The French Council for Muslim Worship (CFCM) might legally end its activities on February 19 at an extraordinary general meeting organized for the occasion by the members of this organization. The authority, long interlocutor of the public authorities, which currently knows an atmosphere at the very least of the most agitated probably lives its last days.
Indeed, some of the good news tellers predict that the CFCM might even disintegrate these days in favor of a new body, the Forif, modeled on the German model and which will be announced next week by the government. As of tomorrow, Mohammed Moussaoui, elected head of the CFCM (French Council for Muslim Worship) in January 2020, will officially leave office. It is in principle Chems-eddine Hafiz rector of the Great Mosque of Paris, who was to succeed him for two years, under the terms of the agreement reached during the 2020 elections. In view of the current situation, we are far from it. In the meantime, the members of the CFCM office will continue their mission, in a collegial manner, until the holding of the said extraordinary general meeting, from which will result either a total overhaul of the institution (very unlikely), or its dissolution in favor of ‘another one.
A last burst which marks the end of an era for the representation of Islam in France which represents the second religion with the public authorities. On December 12, Gérald Darmanin described the representative body of the Muslim faith as ” death ” saying that, ” The CFCM, for the public authorities, no longer exists, is no longer the interlocutor of the Republic “. Several explanations have been put forward: the excessive influence of foreign countries, a ” consular islam “unbreakable in the eyes of the government, crystallized by the division of the member federations of the CFCM, three of which refused to sign a charter attesting to the compatibility of Islam in France with the “values of the Republic”. The federations in question, the Coordinating Committee of Turkish Muslims in France (CCMTF), the Muslim association Millî Görüş, close to Turkey and Faith & Practice, have since returned, a little late we will say, to their position, and agreed to sign the charter on December 25, 2021 but without success.
Still, on February 19, 2022, we should act or formalize the dissolution of the CFCM and the situation is not without being sad in view of the press releases and blows from its members or ex-members who have left or not , the wrecked boat. On the one hand we have the resistants (the Great Mosque of Paris, the French Federation of Islamic Associations of Africa, the Comoros and the West Indies, Muslims of France and the Rally of Muslims of France) and on the other, the four federations who remained there (the Union of French Mosques, the Coordinating Committee of Turkish Muslims in France, the Islamic Confederation Milli Gorus France and Faith and Practice).
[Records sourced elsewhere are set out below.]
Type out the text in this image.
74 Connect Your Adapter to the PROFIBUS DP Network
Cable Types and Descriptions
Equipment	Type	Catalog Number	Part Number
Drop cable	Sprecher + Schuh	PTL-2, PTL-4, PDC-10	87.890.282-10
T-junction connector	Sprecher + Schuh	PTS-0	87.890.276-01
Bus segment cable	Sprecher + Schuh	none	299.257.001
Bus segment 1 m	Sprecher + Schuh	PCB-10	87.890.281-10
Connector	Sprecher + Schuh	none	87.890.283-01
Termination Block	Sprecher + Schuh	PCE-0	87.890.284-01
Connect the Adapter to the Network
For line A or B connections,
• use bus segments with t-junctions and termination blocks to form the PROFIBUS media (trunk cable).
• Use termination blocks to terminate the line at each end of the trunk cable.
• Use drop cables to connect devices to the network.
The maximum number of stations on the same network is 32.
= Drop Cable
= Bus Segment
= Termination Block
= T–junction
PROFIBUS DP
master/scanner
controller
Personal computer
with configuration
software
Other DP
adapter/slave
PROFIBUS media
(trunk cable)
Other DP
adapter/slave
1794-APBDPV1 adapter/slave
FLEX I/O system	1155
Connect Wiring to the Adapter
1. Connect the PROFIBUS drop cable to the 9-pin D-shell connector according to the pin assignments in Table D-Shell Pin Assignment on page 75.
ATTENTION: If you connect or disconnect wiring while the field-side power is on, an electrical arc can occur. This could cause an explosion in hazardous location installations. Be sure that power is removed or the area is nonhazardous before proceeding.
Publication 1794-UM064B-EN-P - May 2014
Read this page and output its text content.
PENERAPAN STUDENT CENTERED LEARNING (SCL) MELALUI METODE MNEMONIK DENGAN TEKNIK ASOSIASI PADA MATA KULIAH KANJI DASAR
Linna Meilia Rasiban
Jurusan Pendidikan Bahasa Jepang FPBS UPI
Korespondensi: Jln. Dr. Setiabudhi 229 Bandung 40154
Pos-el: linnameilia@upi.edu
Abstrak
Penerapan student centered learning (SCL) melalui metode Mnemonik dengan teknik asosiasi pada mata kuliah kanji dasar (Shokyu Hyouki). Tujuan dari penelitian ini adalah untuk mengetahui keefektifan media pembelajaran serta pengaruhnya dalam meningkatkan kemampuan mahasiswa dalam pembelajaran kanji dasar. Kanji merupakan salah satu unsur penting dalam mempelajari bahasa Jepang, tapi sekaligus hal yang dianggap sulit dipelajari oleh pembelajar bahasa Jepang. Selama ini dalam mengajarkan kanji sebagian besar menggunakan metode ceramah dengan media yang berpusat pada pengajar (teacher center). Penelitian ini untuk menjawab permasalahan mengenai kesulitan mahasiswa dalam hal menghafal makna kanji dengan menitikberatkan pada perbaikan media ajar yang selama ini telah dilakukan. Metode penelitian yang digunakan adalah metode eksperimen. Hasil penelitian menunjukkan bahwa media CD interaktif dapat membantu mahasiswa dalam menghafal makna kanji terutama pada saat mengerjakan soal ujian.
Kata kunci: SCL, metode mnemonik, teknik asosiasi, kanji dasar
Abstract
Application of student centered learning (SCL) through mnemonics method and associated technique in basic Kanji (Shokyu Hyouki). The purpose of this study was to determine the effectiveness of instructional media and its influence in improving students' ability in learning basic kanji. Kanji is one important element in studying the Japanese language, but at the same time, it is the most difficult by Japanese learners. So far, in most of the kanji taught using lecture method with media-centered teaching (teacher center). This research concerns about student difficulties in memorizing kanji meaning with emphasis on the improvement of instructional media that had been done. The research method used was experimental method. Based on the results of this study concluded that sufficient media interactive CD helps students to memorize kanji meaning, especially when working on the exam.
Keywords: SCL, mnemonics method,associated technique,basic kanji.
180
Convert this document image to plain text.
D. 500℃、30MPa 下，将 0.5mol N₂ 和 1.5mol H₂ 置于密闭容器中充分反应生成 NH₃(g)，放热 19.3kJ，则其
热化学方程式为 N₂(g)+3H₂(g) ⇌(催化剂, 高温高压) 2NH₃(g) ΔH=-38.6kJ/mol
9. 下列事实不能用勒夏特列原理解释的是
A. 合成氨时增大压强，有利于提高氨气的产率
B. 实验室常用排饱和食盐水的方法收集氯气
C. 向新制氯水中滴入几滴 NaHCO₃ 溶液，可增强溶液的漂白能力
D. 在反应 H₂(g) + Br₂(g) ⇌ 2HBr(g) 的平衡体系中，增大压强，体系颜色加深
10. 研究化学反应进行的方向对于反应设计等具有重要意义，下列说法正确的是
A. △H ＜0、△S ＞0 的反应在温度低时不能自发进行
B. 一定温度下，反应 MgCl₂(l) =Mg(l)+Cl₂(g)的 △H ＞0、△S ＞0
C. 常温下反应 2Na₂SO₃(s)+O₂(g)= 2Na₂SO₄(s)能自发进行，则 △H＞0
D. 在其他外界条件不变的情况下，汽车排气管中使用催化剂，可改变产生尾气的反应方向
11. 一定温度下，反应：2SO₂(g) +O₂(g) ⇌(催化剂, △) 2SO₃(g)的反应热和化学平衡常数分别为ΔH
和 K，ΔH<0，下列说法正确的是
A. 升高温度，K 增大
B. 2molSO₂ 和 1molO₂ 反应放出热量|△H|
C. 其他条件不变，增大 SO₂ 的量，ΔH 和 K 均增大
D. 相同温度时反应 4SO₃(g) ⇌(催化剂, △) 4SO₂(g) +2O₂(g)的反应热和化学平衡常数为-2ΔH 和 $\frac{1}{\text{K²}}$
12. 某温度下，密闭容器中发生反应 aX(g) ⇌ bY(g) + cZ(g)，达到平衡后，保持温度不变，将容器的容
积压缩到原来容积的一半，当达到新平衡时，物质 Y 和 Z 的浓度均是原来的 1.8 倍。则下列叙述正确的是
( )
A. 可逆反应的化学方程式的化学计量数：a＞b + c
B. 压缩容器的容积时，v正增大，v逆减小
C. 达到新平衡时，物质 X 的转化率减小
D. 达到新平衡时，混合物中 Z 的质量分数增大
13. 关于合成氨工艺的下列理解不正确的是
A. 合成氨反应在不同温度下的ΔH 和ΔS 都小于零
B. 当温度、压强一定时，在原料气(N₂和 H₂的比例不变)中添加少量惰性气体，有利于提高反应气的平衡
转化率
For the time being, it has been announced that from January 20 the CFCM will be led by a collegiate presidency made up of the two vice-presidents who have not resigned from the office. The date of this general meeting has been set for February 19, the sole agenda of which will be the vote on the following resolution: “Dissolution of the CFCM to allow actors of the Muslim faith at the local level to set up a new form of democratic representation of the Muslim faith”.
For the French Executive, there is no question of dissolving the association as such, but of gradually replacing it with a more efficient organization that is more in line with the stated objectives of the government. As Emmanuel Macron confirmed on January 5, a Forum for Islam in France (Forif) is regarding to be created, which will rely on representatives of the Muslim faith previously identified to participate in the territorial foundations of the Islam of France, the latest of which date from the spring of 2021. Paradoxically, if the current president of the CFCM opposes the comments made by Gérald Darmanin, he agrees on this point with the will of the government. “ The CFCM, as it exists today, is no longer viable and cannot be reformed from within, so from this point of view, the initiative of the public authorities is in line with the reform proposal that I have -even formulated from 2017 ».
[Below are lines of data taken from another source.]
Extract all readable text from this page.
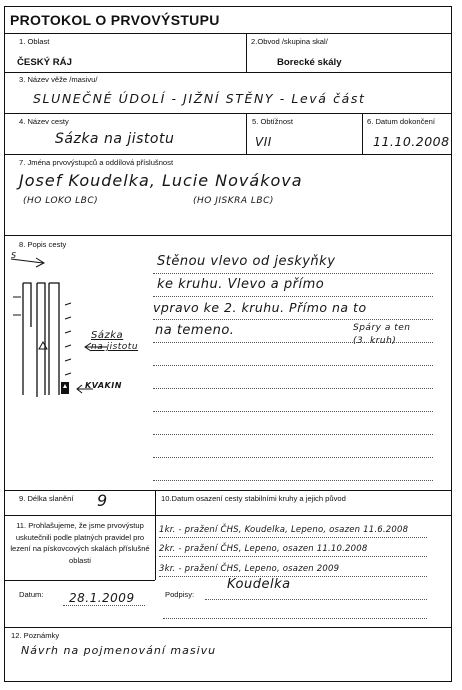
PROTOKOL O PRVOVÝSTUPU
1. Oblast
ČESKÝ RÁJ
2.Obvod /skupina skal/
Borecké skály
3. Název věže /masivu/
SLUNEČNÉ ÚDOLÍ - JIŽNÍ STĚNY - Levá část
4. Název cesty
Sázka na jistotu
5. Obtížnost
VII
6. Datum dokončení
11.10.2008
7. Jména prvovýstupců a oddílová příslušnost
Josef Koudelka, Lucie Novákova
(HO LOKO LBC)	(HO JISKRA LBC)
8. Popis cesty
Stěnou vlevo od jeskyňky
ke kruhu. Vlevo a přímo
vpravo ke 2. kruhu. Přímo na to
na temeno.	Spáry a ten
(3. kruh)
S
Sázka
na jistotu
KVAKIN
9. Délka slanění 9	10.Datum osazení cesty stabilními kruhy a jejich původ
11. Prohlašujeme, že jsme prvovýstup uskutečnili podle platných pravidel pro lezení na pískovcových skalách příslušné oblasti
1kr. - pražení ČHS, Koudelka, Lepeno, osazen 11.6.2008
2kr. - pražení ČHS, Lepeno, osazen 11.10.2008
3kr. - pražení ČHS, Lepeno, osazen 2009
Datum: 28.1.2009	Podpisy:
Koudelka
12. Poznámky
Návrh na pojmenování masivu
Indeed, the Forif, wanted by the government, would emanate more from the field. A desire that joins that of Mohammed Moussaoui, whose proposal for the “departmentalization” of the CFCM was blocked in July 2021 due to internal disputes within the body. But whose intention was the same: on the one hand, to make the CFCM more legitimate by giving a voice to members from civil society, including women, and more aware of the realities on the ground at the local, and on the other hand ” get rid of the tutelage of the federations and references to the countries of origin “. summarized Moussaoui.